When warm months roll around, all people seem to want is an easy read and rosé. Which you can do! That’s fine. Both those things are great. But if you want to step that combo up a little, impress your friends and what not, may we suggest these two: How To Write An Autobiographical Novel by Alexander Chee, and this peachy-pink Bakari Pinot Grigio.
Neither of these are as they seem. Chee’s book is not an autobiographical novel at all, or a writer’s how-to (though would-be essayists could learn a lot from his near-perfect structure and voice), but a collection of personal essays that smarts of memoir but skips around, cherry picking parts of his life that lend well to the reflective essay format. Every one has a touch of hardship, of violence, of perseverance in it, and it’s inspiring in its frankness. There are stories of becoming a writer and studying under Annie Dillard; of the choice to enter an MFA and doing so at the prestigious Iowa Writer’s Workshop; of what it means to be a writer in America, a particularly deep piece that lingers long after you finish it. There are also stories of childhood trauma: Being a mixed-race kid in a small Maine town, half Scottish and half Japanese, the odd one out; of sexual assault by an uncle as a young boy; of coming up in San Francisco during the AIDs crisis, learning to do drag and being dragged by police. Despite the heavy subject matters, the book reads easily—the deftness of Chee’s prose keeps you swimming along, eager to know more, to soak up some of his earned wisdom.

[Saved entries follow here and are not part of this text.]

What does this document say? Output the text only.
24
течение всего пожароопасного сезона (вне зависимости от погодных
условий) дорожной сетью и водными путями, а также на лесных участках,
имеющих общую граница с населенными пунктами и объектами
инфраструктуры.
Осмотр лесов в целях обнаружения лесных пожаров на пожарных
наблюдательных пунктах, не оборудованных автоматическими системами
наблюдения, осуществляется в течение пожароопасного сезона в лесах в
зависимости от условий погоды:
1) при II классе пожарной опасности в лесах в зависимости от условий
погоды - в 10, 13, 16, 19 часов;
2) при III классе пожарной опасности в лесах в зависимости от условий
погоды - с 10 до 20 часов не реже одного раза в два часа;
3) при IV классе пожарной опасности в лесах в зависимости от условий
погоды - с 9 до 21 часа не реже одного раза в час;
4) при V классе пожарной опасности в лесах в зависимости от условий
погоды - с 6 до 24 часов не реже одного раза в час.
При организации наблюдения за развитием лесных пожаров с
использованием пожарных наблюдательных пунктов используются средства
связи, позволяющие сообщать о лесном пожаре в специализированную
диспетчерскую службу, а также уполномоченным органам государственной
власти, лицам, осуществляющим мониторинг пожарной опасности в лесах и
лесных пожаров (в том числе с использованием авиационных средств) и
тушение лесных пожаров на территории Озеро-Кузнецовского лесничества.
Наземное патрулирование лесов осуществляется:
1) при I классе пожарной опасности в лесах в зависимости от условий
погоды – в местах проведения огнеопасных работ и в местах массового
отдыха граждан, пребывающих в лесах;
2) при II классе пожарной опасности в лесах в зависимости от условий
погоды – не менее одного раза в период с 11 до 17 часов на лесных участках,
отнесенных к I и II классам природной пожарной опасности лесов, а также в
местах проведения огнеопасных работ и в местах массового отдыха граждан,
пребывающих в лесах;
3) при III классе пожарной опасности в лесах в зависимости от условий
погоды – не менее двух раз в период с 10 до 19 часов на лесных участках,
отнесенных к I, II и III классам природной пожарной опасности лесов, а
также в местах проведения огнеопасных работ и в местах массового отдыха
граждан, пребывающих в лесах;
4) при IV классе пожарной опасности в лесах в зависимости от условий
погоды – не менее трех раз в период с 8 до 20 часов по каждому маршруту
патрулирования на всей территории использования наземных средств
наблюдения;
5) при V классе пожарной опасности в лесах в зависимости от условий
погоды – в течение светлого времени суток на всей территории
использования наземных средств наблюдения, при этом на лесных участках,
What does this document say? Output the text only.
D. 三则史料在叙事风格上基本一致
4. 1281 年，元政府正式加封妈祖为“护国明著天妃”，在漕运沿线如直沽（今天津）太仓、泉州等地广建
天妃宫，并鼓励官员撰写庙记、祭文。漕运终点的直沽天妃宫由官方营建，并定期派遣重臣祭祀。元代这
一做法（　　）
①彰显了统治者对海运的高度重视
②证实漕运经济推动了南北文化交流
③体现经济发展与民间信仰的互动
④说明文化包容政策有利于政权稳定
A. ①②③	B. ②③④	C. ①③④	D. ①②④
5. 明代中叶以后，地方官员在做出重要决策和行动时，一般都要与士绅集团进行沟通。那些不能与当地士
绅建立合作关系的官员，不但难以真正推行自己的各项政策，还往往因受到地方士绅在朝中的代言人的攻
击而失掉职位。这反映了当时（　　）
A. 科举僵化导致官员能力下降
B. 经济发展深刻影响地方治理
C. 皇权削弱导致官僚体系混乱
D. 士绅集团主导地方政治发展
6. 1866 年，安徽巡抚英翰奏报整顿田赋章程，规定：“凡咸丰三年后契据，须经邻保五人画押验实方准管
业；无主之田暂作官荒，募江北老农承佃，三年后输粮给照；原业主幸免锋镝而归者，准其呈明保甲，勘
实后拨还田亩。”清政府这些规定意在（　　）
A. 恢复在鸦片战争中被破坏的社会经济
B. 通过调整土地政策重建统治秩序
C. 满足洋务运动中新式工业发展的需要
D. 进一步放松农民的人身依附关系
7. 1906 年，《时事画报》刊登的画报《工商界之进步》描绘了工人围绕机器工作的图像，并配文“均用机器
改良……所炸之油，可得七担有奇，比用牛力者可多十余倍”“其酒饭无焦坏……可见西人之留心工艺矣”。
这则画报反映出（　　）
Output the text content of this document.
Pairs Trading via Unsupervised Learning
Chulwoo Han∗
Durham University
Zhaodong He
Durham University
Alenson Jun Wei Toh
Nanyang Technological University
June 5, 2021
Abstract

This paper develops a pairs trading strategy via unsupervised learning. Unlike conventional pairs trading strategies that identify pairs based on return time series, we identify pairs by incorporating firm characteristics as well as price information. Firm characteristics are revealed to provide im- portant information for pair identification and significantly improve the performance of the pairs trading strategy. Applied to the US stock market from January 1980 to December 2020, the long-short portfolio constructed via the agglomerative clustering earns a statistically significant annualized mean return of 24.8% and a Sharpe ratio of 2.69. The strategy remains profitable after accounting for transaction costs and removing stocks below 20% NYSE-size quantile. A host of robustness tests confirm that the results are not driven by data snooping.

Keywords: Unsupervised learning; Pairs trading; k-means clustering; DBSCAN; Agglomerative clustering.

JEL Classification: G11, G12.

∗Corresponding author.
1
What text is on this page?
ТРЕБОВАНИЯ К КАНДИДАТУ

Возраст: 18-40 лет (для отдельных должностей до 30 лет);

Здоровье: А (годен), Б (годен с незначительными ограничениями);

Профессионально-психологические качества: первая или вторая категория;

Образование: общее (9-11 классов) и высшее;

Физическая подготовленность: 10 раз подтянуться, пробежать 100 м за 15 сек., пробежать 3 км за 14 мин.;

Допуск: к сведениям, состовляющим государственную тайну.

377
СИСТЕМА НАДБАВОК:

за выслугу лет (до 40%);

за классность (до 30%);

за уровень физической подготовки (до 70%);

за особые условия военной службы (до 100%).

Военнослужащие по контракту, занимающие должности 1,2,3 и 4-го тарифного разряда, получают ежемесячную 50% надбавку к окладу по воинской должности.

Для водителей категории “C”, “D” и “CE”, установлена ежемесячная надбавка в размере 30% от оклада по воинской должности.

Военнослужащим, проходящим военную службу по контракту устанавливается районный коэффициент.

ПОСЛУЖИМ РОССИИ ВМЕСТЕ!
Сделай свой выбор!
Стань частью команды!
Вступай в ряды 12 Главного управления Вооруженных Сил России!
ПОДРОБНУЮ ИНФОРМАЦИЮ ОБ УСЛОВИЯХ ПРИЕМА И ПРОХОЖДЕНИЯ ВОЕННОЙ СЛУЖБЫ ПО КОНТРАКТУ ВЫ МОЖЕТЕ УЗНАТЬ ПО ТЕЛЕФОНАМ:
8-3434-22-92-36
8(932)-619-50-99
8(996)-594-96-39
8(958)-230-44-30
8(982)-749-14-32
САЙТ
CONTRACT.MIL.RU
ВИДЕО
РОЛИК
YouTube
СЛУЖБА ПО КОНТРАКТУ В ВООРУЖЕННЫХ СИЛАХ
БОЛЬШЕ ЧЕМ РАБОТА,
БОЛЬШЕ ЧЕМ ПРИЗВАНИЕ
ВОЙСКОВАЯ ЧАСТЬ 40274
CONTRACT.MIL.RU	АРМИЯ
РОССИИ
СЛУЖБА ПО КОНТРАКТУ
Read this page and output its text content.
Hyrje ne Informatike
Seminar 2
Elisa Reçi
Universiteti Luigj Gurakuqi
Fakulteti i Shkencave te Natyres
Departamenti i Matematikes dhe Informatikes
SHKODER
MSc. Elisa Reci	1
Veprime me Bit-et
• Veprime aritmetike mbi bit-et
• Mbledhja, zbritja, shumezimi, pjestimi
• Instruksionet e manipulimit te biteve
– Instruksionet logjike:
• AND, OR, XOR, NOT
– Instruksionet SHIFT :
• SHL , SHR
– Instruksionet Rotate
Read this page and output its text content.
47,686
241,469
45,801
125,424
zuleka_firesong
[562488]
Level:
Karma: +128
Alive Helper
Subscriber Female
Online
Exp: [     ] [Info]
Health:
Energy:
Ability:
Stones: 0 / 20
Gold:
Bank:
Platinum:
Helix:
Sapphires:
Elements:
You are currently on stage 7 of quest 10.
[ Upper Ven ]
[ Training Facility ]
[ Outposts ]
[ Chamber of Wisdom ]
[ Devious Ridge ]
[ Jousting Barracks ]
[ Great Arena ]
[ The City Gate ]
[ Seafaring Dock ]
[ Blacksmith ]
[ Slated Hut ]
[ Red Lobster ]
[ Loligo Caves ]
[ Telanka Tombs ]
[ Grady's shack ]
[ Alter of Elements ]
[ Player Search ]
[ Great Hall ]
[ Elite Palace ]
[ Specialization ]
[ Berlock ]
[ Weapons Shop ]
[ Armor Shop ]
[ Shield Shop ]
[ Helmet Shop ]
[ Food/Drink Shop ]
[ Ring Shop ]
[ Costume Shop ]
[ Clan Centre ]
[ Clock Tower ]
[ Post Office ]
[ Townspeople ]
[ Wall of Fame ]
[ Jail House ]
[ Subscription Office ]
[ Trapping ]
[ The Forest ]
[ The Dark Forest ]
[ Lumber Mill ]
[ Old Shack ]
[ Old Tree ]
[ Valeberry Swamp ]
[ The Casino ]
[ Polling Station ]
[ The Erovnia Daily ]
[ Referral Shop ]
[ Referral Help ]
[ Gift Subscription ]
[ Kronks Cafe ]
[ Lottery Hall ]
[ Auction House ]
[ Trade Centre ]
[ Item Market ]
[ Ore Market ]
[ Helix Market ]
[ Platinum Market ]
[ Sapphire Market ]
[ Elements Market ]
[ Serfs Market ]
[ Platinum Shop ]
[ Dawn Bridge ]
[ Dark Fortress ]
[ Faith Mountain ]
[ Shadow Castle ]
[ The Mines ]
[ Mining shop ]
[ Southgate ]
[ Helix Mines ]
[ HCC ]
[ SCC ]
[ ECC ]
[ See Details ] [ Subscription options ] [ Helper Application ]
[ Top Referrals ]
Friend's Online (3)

The wine, too, is deceiving: Pink, yes, but actually a macerated (or skin contact, when white grapes are left to ferment with their skins on for a brief period of time, lending color and body) Pinot Grigio, somewhere between a very light orange wine and a tart dry rosé. It’s eminently drinkable but a lot more interesting than your typical “summer water”, with bright lemon and unripe strawberry lending a zing, and high acidity with a slight sourness to it. It’s light, though, an easy entry into skin contact wines with the familiarity of the Pinot Grigio grape. Bring this to your next picnic and impress everyone around you. But should you forgo company, these two are also you need to bask for a whole afternoon, like a cat in a spot of sun, refilling your glass with each beautiful essay.